Troubleshooting Snipe when Running Flooring

      Experts advise on causes and cures of moulder snipe. November 26, 2008

Question
Are there any Logosol owners that know how to stop snipe when running flooring? We have to trim about 2 1/2" off of each end.

Forum Responses
(Solid Wood Machining Forum)
From contributor J:
Besides the obvious of making sure the machine is set up properly, I have read many posts stating the importance of feeding the blanks tightly back to back to eliminate that problem.



From Dr. David Rankin, forum technical advisor:
Several things cause snipes:
1. Too large a gap around the head.
2. Dull tools. Check the first bottom, as this head is ignored as a cause of many problems.
3. Pressure shoe on the top head not parallel to the table.
4. Worn tables or out of square tables.
5. Misaligned fence.
6. Wood being fed with bow up.

These are some of the more common. If the snipe is on every board, look at the pressure shoe parallel and the gap around the head. If you measure the length of the snipe at 2-1/2", that distance will provide your answer. From the head where the snipe is caused, the hold down on one side or the other will be 2-1/2 from the center of the spindle.



From Professor Gene Wengert, Sawing and Drying Forum technical advisor:
Is the snipe worse on longer pieces? Sometimes, when the outfeed (or infeed) table or support is inadequate, gravity will pull a longer piece down and force it slightly into the head.
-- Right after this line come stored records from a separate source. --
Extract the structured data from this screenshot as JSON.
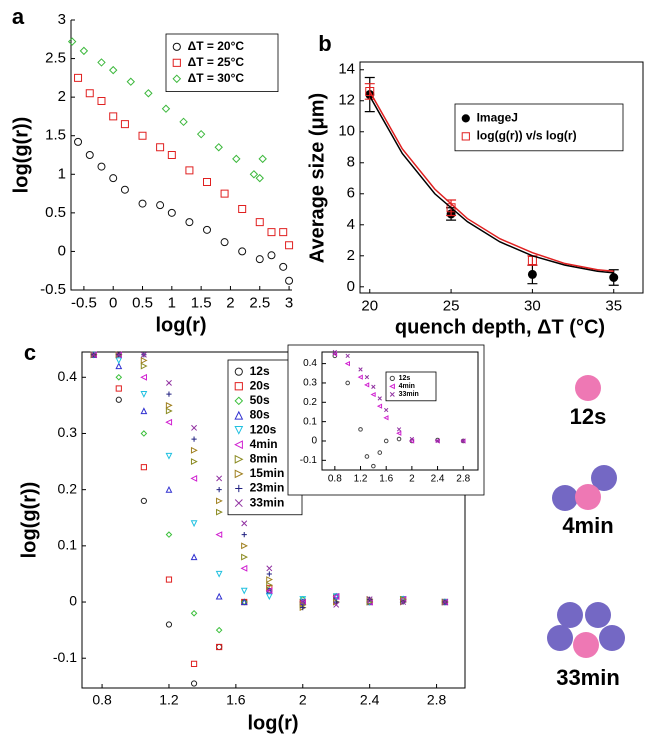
{
  "chart_data": [
    {
      "type": "scatter",
      "panel_label": "a",
      "x_label": "log(r)",
      "y_label": "log(g(r))",
      "xlim": [
        -0.72,
        3.05
      ],
      "ylim": [
        -0.5,
        3
      ],
      "xticks": [
        -0.5,
        0,
        0.5,
        1,
        1.5,
        2,
        2.5,
        3
      ],
      "yticks": [
        -0.5,
        0,
        0.5,
        1,
        1.5,
        2,
        2.5,
        3
      ],
      "series": [
        {
          "name": "ΔT = 20°C",
          "color": "#111111",
          "marker": "circle",
          "x": [
            -0.6,
            -0.4,
            -0.2,
            0,
            0.2,
            0.5,
            0.8,
            1.0,
            1.3,
            1.6,
            1.9,
            2.2,
            2.5,
            2.7,
            2.9,
            3.0
          ],
          "values": [
            1.42,
            1.25,
            1.1,
            0.95,
            0.8,
            0.62,
            0.6,
            0.5,
            0.38,
            0.28,
            0.12,
            0.0,
            -0.1,
            -0.05,
            -0.2,
            -0.38
          ]
        },
        {
          "name": "ΔT = 25°C",
          "color": "#e02020",
          "marker": "square",
          "x": [
            -0.6,
            -0.4,
            -0.2,
            0,
            0.2,
            0.5,
            0.8,
            1.0,
            1.3,
            1.6,
            1.9,
            2.2,
            2.5,
            2.7,
            2.9,
            3.0
          ],
          "values": [
            2.25,
            2.05,
            1.95,
            1.75,
            1.65,
            1.5,
            1.35,
            1.25,
            1.05,
            0.9,
            0.75,
            0.55,
            0.38,
            0.25,
            0.25,
            0.08
          ]
        },
        {
          "name": "ΔT = 30°C",
          "color": "#3cb83c",
          "marker": "diamond",
          "x": [
            -0.7,
            -0.5,
            -0.2,
            0,
            0.3,
            0.6,
            0.9,
            1.2,
            1.5,
            1.8,
            2.1,
            2.4,
            2.5,
            2.55
          ],
          "values": [
            2.72,
            2.6,
            2.45,
            2.35,
            2.2,
            2.05,
            1.85,
            1.68,
            1.52,
            1.35,
            1.2,
            1.0,
            0.95,
            1.2
          ]
        }
      ]
    },
    {
      "type": "scatter",
      "panel_label": "b",
      "x_label": "quench depth, ΔT (°C)",
      "y_label": "Average size (μm)",
      "xlim": [
        19.4,
        36.8
      ],
      "ylim": [
        -0.4,
        14.5
      ],
      "xticks": [
        20,
        25,
        30,
        35
      ],
      "yticks": [
        0,
        2,
        4,
        6,
        8,
        10,
        12,
        14
      ],
      "series": [
        {
          "name": "ImageJ",
          "color": "#000000",
          "marker": "dot",
          "x": [
            20,
            25,
            30,
            35
          ],
          "values": [
            12.4,
            4.7,
            0.8,
            0.6
          ],
          "errors": [
            1.1,
            0.4,
            0.6,
            0.5
          ]
        },
        {
          "name": "log(g(r)) v/s log(r)",
          "color": "#e02020",
          "marker": "square",
          "x": [
            20,
            25,
            30
          ],
          "values": [
            12.6,
            5.1,
            1.7
          ],
          "errors": [
            0.5,
            0.5,
            0.3
          ]
        },
        {
          "color": "#000000",
          "mode": "line",
          "x": [
            20,
            22,
            24,
            26,
            28,
            30,
            32,
            34,
            35
          ],
          "values": [
            12.3,
            8.6,
            6.0,
            4.2,
            2.9,
            2.0,
            1.4,
            1.0,
            0.9
          ]
        },
        {
          "color": "#e02020",
          "mode": "line",
          "x": [
            20,
            22,
            24,
            26,
            28,
            30,
            32,
            34,
            35
          ],
          "values": [
            12.6,
            8.9,
            6.3,
            4.4,
            3.1,
            2.2,
            1.5,
            1.1,
            1.0
          ]
        }
      ]
    },
    {
      "type": "scatter",
      "panel_label": "c",
      "x_label": "log(r)",
      "y_label": "log(g(r))",
      "xlim": [
        0.68,
        2.97
      ],
      "ylim": [
        -0.153,
        0.445
      ],
      "xticks": [
        0.8,
        1.2,
        1.6,
        2,
        2.4,
        2.8
      ],
      "yticks": [
        -0.1,
        0,
        0.1,
        0.2,
        0.3,
        0.4
      ],
      "series": [
        {
          "name": "12s",
          "color": "#222222",
          "marker": "circle",
          "x": [
            0.75,
            0.9,
            1.05,
            1.2,
            1.35,
            1.5,
            1.65,
            1.8,
            2.0,
            2.2,
            2.4,
            2.6,
            2.85
          ],
          "values": [
            0.44,
            0.36,
            0.18,
            -0.04,
            -0.145,
            -0.08,
            0.0,
            0.02,
            0.0,
            0.01,
            0.0,
            0.005,
            0.0
          ]
        },
        {
          "name": "20s",
          "color": "#e02020",
          "marker": "square",
          "x": [
            0.75,
            0.9,
            1.05,
            1.2,
            1.35,
            1.5,
            1.65,
            1.8,
            2.0,
            2.2,
            2.4,
            2.6,
            2.85
          ],
          "values": [
            0.44,
            0.38,
            0.24,
            0.04,
            -0.11,
            -0.08,
            0.0,
            0.025,
            0.0,
            0.01,
            0.0,
            0.005,
            0.0
          ]
        },
        {
          "name": "50s",
          "color": "#3cc03c",
          "marker": "diamond",
          "x": [
            0.75,
            0.9,
            1.05,
            1.2,
            1.35,
            1.5,
            1.65,
            1.8,
            2.0,
            2.2,
            2.4,
            2.6,
            2.85
          ],
          "values": [
            0.44,
            0.4,
            0.3,
            0.12,
            -0.02,
            -0.05,
            0.0,
            0.02,
            0.005,
            0.01,
            0.0,
            0.005,
            0.0
          ]
        },
        {
          "name": "80s",
          "color": "#3030d0",
          "marker": "triangle",
          "x": [
            0.75,
            0.9,
            1.05,
            1.2,
            1.35,
            1.5,
            1.65,
            1.8,
            2.0,
            2.2,
            2.4,
            2.6,
            2.85
          ],
          "values": [
            0.44,
            0.42,
            0.34,
            0.2,
            0.08,
            0.01,
            0.0,
            0.02,
            0.0,
            0.01,
            0.0,
            0.005,
            0.0
          ]
        },
        {
          "name": "120s",
          "color": "#20c0e0",
          "marker": "triangle-down",
          "x": [
            0.75,
            0.9,
            1.05,
            1.2,
            1.35,
            1.5,
            1.65,
            1.8,
            2.0,
            2.2,
            2.4,
            2.6,
            2.85
          ],
          "values": [
            0.44,
            0.43,
            0.37,
            0.26,
            0.14,
            0.05,
            0.02,
            0.01,
            0.005,
            0.01,
            0.0,
            0.005,
            0.0
          ]
        },
        {
          "name": "4min",
          "color": "#d020d0",
          "marker": "triangle-left",
          "x": [
            0.75,
            0.9,
            1.05,
            1.2,
            1.35,
            1.5,
            1.65,
            1.8,
            2.0,
            2.2,
            2.4,
            2.6,
            2.85
          ],
          "values": [
            0.44,
            0.44,
            0.4,
            0.32,
            0.22,
            0.12,
            0.06,
            0.02,
            0.0,
            0.01,
            0.0,
            0.005,
            0.0
          ]
        },
        {
          "name": "8min",
          "color": "#8a8a20",
          "marker": "triangle-right",
          "x": [
            0.75,
            0.9,
            1.05,
            1.2,
            1.35,
            1.5,
            1.65,
            1.8,
            2.0,
            2.2,
            2.4,
            2.6,
            2.85
          ],
          "values": [
            0.44,
            0.44,
            0.42,
            0.34,
            0.25,
            0.16,
            0.08,
            0.03,
            -0.005,
            0.0,
            0.0,
            0.005,
            0.0
          ]
        },
        {
          "name": "15min",
          "color": "#a08020",
          "marker": "triangle-right",
          "x": [
            0.75,
            0.9,
            1.05,
            1.2,
            1.35,
            1.5,
            1.65,
            1.8,
            2.0,
            2.2,
            2.4,
            2.6,
            2.85
          ],
          "values": [
            0.44,
            0.44,
            0.43,
            0.35,
            0.27,
            0.18,
            0.1,
            0.04,
            -0.01,
            0.0,
            0.005,
            0.0,
            0.0
          ]
        },
        {
          "name": "23min",
          "color": "#202080",
          "marker": "plus",
          "x": [
            0.75,
            0.9,
            1.05,
            1.2,
            1.35,
            1.5,
            1.65,
            1.8,
            2.0,
            2.2,
            2.4,
            2.6,
            2.85
          ],
          "values": [
            0.44,
            0.44,
            0.44,
            0.37,
            0.29,
            0.2,
            0.12,
            0.05,
            -0.01,
            0.0,
            0.005,
            0.0,
            0.0
          ]
        },
        {
          "name": "33min",
          "color": "#9030a0",
          "marker": "x",
          "x": [
            0.75,
            0.9,
            1.05,
            1.2,
            1.35,
            1.5,
            1.65,
            1.8,
            2.0,
            2.2,
            2.4,
            2.6,
            2.85
          ],
          "values": [
            0.44,
            0.44,
            0.44,
            0.39,
            0.31,
            0.22,
            0.14,
            0.06,
            0.0,
            -0.005,
            0.005,
            0.0,
            0.0
          ]
        }
      ]
    },
    {
      "type": "scatter",
      "xlim": [
        0.6,
        3.03
      ],
      "ylim": [
        -0.15,
        0.46
      ],
      "xticks": [
        0.8,
        1.2,
        1.6,
        2,
        2.4,
        2.8
      ],
      "yticks": [
        -0.1,
        0,
        0.1,
        0.2,
        0.3,
        0.4
      ],
      "series": [
        {
          "name": "12s",
          "color": "#444444",
          "marker": "circle",
          "x": [
            0.8,
            1.0,
            1.2,
            1.3,
            1.4,
            1.5,
            1.6,
            1.8,
            2.0,
            2.4,
            2.8
          ],
          "values": [
            0.44,
            0.3,
            0.06,
            -0.08,
            -0.13,
            -0.06,
            0.0,
            0.01,
            0.0,
            0.005,
            0.0
          ]
        },
        {
          "name": "4min",
          "color": "#d020d0",
          "marker": "triangle-left",
          "x": [
            0.8,
            1.0,
            1.2,
            1.3,
            1.4,
            1.5,
            1.6,
            1.8,
            2.0,
            2.4,
            2.8
          ],
          "values": [
            0.45,
            0.4,
            0.33,
            0.29,
            0.24,
            0.18,
            0.12,
            0.04,
            0.0,
            0.0,
            0.0
          ]
        },
        {
          "name": "33min",
          "color": "#9030a0",
          "marker": "x",
          "x": [
            0.8,
            1.0,
            1.2,
            1.3,
            1.4,
            1.5,
            1.6,
            1.8,
            2.0,
            2.4,
            2.8
          ],
          "values": [
            0.46,
            0.44,
            0.37,
            0.33,
            0.28,
            0.22,
            0.16,
            0.06,
            0.01,
            0.0,
            0.0
          ]
        }
      ]
    }
  ],
  "diagram": {
    "labels": [
      "12s",
      "4min",
      "33min"
    ]
  }
}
From the original questioner:
Thanks for the suggestions. The snipe is not consistent and length doesn't seem to make a difference. That's what makes it so hard to figure out. My shop foreman went to Logosol's website where they have Logosol owners' phone numbers. He talked to three of them and they were all having the same trouble to some extent. We will check it out a little more but we may just have to live with it.


From Professor Gene Wengert, Sawing and Drying Forum technical advisor:
In order to get snipe, the wood must move into the cutting head. So, you need to look closely for a reason that the wood is allowed to move, or develop a system that will prevent movement.

Are you using a DH410 with the knives on the top of the lumber? Try elevating the infeed and outfeed tables slightly (1" in 8 feet for a test; do not use your hand to lift the wood, as this might result in a pinched hand, etc.), which will result in keeping the wood away from the head. If this works, then develop a permanent change for the tables.

Note that the pressure bar is supposed to stop snipe. If you have one (it is located right behind the knife head), then perhaps it is not tight enough... Generally it is about 3/1000 inch higher (larger opening) than the knife cut. The PB does wear and so it needs adjustment or it will be too loose (not tight enough). Further, each time you sharpen the knives (making them shorter), the PB needs to be moved or it will be too tight. Hence, some people will move the PB so far away that it is never too close and will never need adjusting after sharpening... This is incorrect and will cause snipe all the time.